Poachers is the story of the 3 Gates brothers living in the backwoods of Alabama, who make their living as poachers. There's apparently nothing they won't kill and sell. This includes: fish, deer, dogs, rabbits, possums, turtle, fox. The brothers sell and barter (sometimes for moonshine, white lightnin, bad idea) the fruits of their hunt to regular customers in a netherworld that you have to see to believe, some of these places are so isolated they are accessible only by river; no electricity, no phone, no plumbing. The boys have been on their own since their father shot himself when the youngest brother was 12. He was despairing his wife's death in childbirth and the stillborn baby. So he buried them in the backyard. There is no law here.

The boys live in a ragged cabin deep in the woods; have never gone to school; can't read or write; don't bathe; eat with their hands; have no social skills; never go to town. What they understand is the instinctual. This is Deliverance, second generation. This is the sort of thing that makes the hair on my neck stand at attention. You know what creeps me out? These people have to introduce new blood every so often and so what woman do they kidnap for their nefarious purposes? Eew.

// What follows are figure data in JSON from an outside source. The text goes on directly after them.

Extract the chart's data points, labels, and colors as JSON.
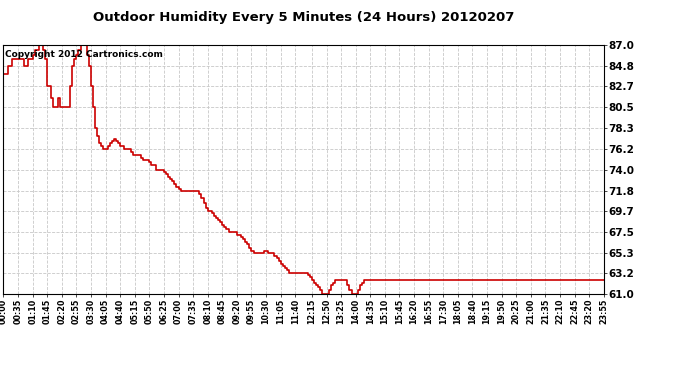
{
  "title": "Outdoor Humidity Every 5 Minutes (24 Hours) 20120207",
  "copyright_text": "Copyright 2012 Cartronics.com",
  "line_color": "#cc0000",
  "bg_color": "#ffffff",
  "plot_bg_color": "#ffffff",
  "grid_color": "#c8c8c8",
  "ylim": [
    61.0,
    87.0
  ],
  "yticks": [
    61.0,
    63.2,
    65.3,
    67.5,
    69.7,
    71.8,
    74.0,
    76.2,
    78.3,
    80.5,
    82.7,
    84.8,
    87.0
  ],
  "xtick_labels": [
    "00:00",
    "00:35",
    "01:10",
    "01:45",
    "02:20",
    "02:55",
    "03:30",
    "04:05",
    "04:40",
    "05:15",
    "05:50",
    "06:25",
    "07:00",
    "07:35",
    "08:10",
    "08:45",
    "09:20",
    "09:55",
    "10:30",
    "11:05",
    "11:40",
    "12:15",
    "12:50",
    "13:25",
    "14:00",
    "14:35",
    "15:10",
    "15:45",
    "16:20",
    "16:55",
    "17:30",
    "18:05",
    "18:40",
    "19:15",
    "19:50",
    "20:25",
    "21:00",
    "21:35",
    "22:10",
    "22:45",
    "23:20",
    "23:55"
  ],
  "humidity_values": [
    84.0,
    84.0,
    84.8,
    84.8,
    85.5,
    85.5,
    85.5,
    85.5,
    85.5,
    85.5,
    84.8,
    84.8,
    85.5,
    85.5,
    86.0,
    86.5,
    86.5,
    87.0,
    87.0,
    86.5,
    85.5,
    82.7,
    82.7,
    81.5,
    80.5,
    80.5,
    81.5,
    80.5,
    80.5,
    80.5,
    80.5,
    80.5,
    82.7,
    84.8,
    85.5,
    86.0,
    86.5,
    87.0,
    87.0,
    87.0,
    86.0,
    84.8,
    82.7,
    80.5,
    78.3,
    77.5,
    76.8,
    76.5,
    76.2,
    76.2,
    76.5,
    76.8,
    77.0,
    77.2,
    77.0,
    76.8,
    76.5,
    76.5,
    76.2,
    76.2,
    76.2,
    75.8,
    75.5,
    75.5,
    75.5,
    75.5,
    75.2,
    75.0,
    75.0,
    75.0,
    74.8,
    74.5,
    74.5,
    74.0,
    74.0,
    74.0,
    74.0,
    73.8,
    73.5,
    73.2,
    73.0,
    72.8,
    72.5,
    72.2,
    72.0,
    71.8,
    71.8,
    71.8,
    71.8,
    71.8,
    71.8,
    71.8,
    71.8,
    71.8,
    71.5,
    71.0,
    70.5,
    70.0,
    69.7,
    69.7,
    69.5,
    69.2,
    69.0,
    68.8,
    68.5,
    68.2,
    68.0,
    67.8,
    67.5,
    67.5,
    67.5,
    67.5,
    67.2,
    67.2,
    67.0,
    66.8,
    66.5,
    66.2,
    65.8,
    65.5,
    65.3,
    65.3,
    65.3,
    65.3,
    65.3,
    65.5,
    65.5,
    65.3,
    65.3,
    65.3,
    65.0,
    64.8,
    64.5,
    64.2,
    64.0,
    63.8,
    63.5,
    63.2,
    63.2,
    63.2,
    63.2,
    63.2,
    63.2,
    63.2,
    63.2,
    63.2,
    63.0,
    62.8,
    62.5,
    62.2,
    62.0,
    61.8,
    61.5,
    61.0,
    61.0,
    61.0,
    61.5,
    62.0,
    62.2,
    62.5,
    62.5,
    62.5,
    62.5,
    62.5,
    62.5,
    62.0,
    61.5,
    61.0,
    61.0,
    61.0,
    61.5,
    62.0,
    62.2,
    62.5,
    62.5,
    62.5,
    62.5,
    62.5,
    62.5,
    62.5,
    62.5,
    62.5,
    62.5,
    62.5,
    62.5,
    62.5,
    62.5,
    62.5,
    62.5,
    62.5,
    62.5,
    62.5,
    62.5,
    62.5,
    62.5,
    62.5,
    62.5,
    62.5,
    62.5,
    62.5,
    62.5,
    62.5,
    62.5,
    62.5,
    62.5,
    62.5,
    62.5,
    62.5,
    62.5,
    62.5,
    62.5,
    62.5,
    62.5,
    62.5,
    62.5,
    62.5,
    62.5,
    62.5,
    62.5,
    62.5,
    62.5,
    62.5,
    62.5,
    62.5,
    62.5,
    62.5,
    62.5,
    62.5,
    62.5,
    62.5,
    62.5,
    62.5,
    62.5,
    62.5,
    62.5,
    62.5,
    62.5,
    62.5,
    62.5,
    62.5,
    62.5,
    62.5,
    62.5,
    62.5,
    62.5,
    62.5,
    62.5,
    62.5,
    62.5,
    62.5,
    62.5,
    62.5,
    62.5,
    62.5,
    62.5,
    62.5,
    62.5,
    62.5,
    62.5,
    62.5,
    62.5,
    62.5,
    62.5,
    62.5,
    62.5,
    62.5,
    62.5,
    62.5,
    62.5,
    62.5,
    62.5,
    62.5,
    62.5,
    62.5,
    62.5,
    62.5,
    62.5,
    62.5,
    62.5,
    62.5,
    62.5,
    62.5,
    62.5,
    62.5,
    62.5,
    62.5,
    62.5,
    62.5,
    62.5
  ]
}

OK, anyway, the Gateses seem to be successfully skirting the edge of the cliff until the day they murder a game warden who caught them with a telephone rig in the bottom of their boat and tried to arrest them. Then they fell off the cliff. A few days later the body of the game warden is found. The sheriff calls the state wildlife commission to report the death and talks to a legendary warden by the name of Frank David, who is ascribed supernatural powers, happens to have been the dead warden's teacher and mentor. When the Gates brothers start showing up dead one by one, the sheriff knows Warden David's handiwork but cannot build a case, prove anything or even find him. 

An old shopkeeper named Kirxy had known their father and has spent years trying to help the brothers. He tried to house them, feed them, send them to school, to no avail. He had to finally return them to their cabin because his wife was as freaked out as I am, see? So when Kent, the oldest brother, and Neil, the middle brother, are murdered Kirxy tries to protect Dan, the youngest. We are given a few hints in the story that it may yet be possible to save Dan. Maybe.

So please read this book. It will not appeal to everyone but I'd like to encourage you to venture out of your comfort zone. I love the short story form but I didn't know that until I ventured.